When it comes to security, owning a smart device requires smart buyers. Now, more than ever before.
Symantec’s 2018 Internet Security Threat Report recently pointed out a 600% increase in attacks against smart devices in the last year. Those all-caps findings underscored the danger of failing to adequately consider the security implications of installing smart devices in homes and offices. The problem is that many customers are assuming they’re protected when they are at risk.
The failure to do the necessary homework essentially issues an open-door invitation for an attacker to plant malware, commit fraud, or commit identity theft using private information.
“Today, users have to take responsibility to make sure a smart device is securely configured,” said Bruce McCorkendale, VP, Technology at Symantec. “Most devices are not secure out of the box. It is important for a user to know the vulnerabilities of each smart device purchased. Then the user can decide to patch the vulnerabilities, if possible, or buy a device from a different vendor.”

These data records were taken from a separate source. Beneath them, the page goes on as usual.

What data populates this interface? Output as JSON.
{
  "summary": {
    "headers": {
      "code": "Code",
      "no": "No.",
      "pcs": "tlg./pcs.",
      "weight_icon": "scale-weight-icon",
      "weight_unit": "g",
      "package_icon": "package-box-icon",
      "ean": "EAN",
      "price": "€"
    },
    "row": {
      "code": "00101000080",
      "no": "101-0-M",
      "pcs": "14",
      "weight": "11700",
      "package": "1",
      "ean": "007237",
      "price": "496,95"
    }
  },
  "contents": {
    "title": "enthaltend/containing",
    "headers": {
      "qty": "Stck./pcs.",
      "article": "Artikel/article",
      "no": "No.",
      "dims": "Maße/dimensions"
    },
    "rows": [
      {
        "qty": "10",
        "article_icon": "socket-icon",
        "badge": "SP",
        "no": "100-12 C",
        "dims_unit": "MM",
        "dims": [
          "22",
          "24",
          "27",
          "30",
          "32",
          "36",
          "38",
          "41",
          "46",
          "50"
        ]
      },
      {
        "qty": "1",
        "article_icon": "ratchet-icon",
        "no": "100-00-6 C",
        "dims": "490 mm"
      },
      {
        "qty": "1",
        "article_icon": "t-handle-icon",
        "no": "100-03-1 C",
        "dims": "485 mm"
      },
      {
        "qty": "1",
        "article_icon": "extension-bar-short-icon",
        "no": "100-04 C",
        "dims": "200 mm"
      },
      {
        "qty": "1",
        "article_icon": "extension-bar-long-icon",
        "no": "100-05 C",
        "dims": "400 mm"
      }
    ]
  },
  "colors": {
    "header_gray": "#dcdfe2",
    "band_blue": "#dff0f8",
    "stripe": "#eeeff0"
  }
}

McCorkendale said users can educate themselves about the risks posed by smart devices by consulting sites such as Shodan.io and the Common Vulnerabilities and Exposures (CVE). Shodan.io features an automatically generated list of devices that have been discovered on the Internet. With the CVE database, you can look up vulnerability information on a device. Using both sites, users can check whether their devices are visible to the Internet. They also can learn about any security holes that need to be patched and then take the necessary action.
Routers are the IoT devices that suffer the highest volume of attacks. Because routers are the gateway for smart devices to connect with the Internet, compromising a router means gaining access to every unsecure device that uses it.
Unfortunately, there are no state secrets here and cyber criminals also make use of Shodan.io and CVE to finds devices that are online and discover the vulnerabilities they can exploit by connecting to the device. Indeed, plans for a US Air Force drone were reportedly put up for sale on the dark web after hackers found vulnerabilities in the routers used by the military on Shodan.io.
Unfortunately, the solutions for securing IoT devices are as varied as the devices themselves.
The recommended recourse for users is to buy devices that are known to have security built in and that sit on frameworks that are also secure. Look for vendors that have frameworks which use certificate pinning – allowing only HTTPS-related certificates it expects to see before connecting to anything in the framework. Yet zero-day attacks still can happen and, as seen on the Shodan.io and CVE sites, the list of high-volume vulnerabilities constantly increases.
McCorkendale believes the answers to IoT security lie in Manufacture Usage Description (MUD) and secure routers like Norton Core. Manufacture Usage Description is an open source “nutrition label” for IoT devices. If a device has the MUD specifications employed then the device can be limited to the specific functions for which it’s built. A person’s refrigerator, for example, can be limited to storing a grocery list that is sent to the user’s smart phone each week instead of listening to a conversation where a credit card number is spoken aloud and reports it back to a hacker.
Routers are the IoT devices that suffer the highest volume of attacks. Because routers are the gateway for smart devices to connect with the Internet, compromising a router means gaining access to every unsecure device that uses it. The VPNFilter malware on routers is a recent example of how insidious these attacks can be. The primary purpose of the VPNFilter is to keep the router accessible to any malware that a hacker wants to pass through it, and it can survive a reboot. The threat to routers is so pronounced that Symantec decided it had to offer a secure router solution.
"The VPNFilter attack shows that other routers are a huge part of the problem," said McCorkendale. "We set out to show what it takes not to be part of the problem. In Norton Core there is no web interface, no services listening, no default password – it is only manageable via the cloud and its app – and there are no services with default credentials.”
For the foreseeable future, IoT security is likely to remain a work in progress. Manufacturers are only now learning the need for security. But that provides little help to the millions of customers around the world who have already installed unprotected devices. That puts the onus on consumers to manage their way through these badlands, assuming they have the technical expertise to do the legwork to keep their devices secure.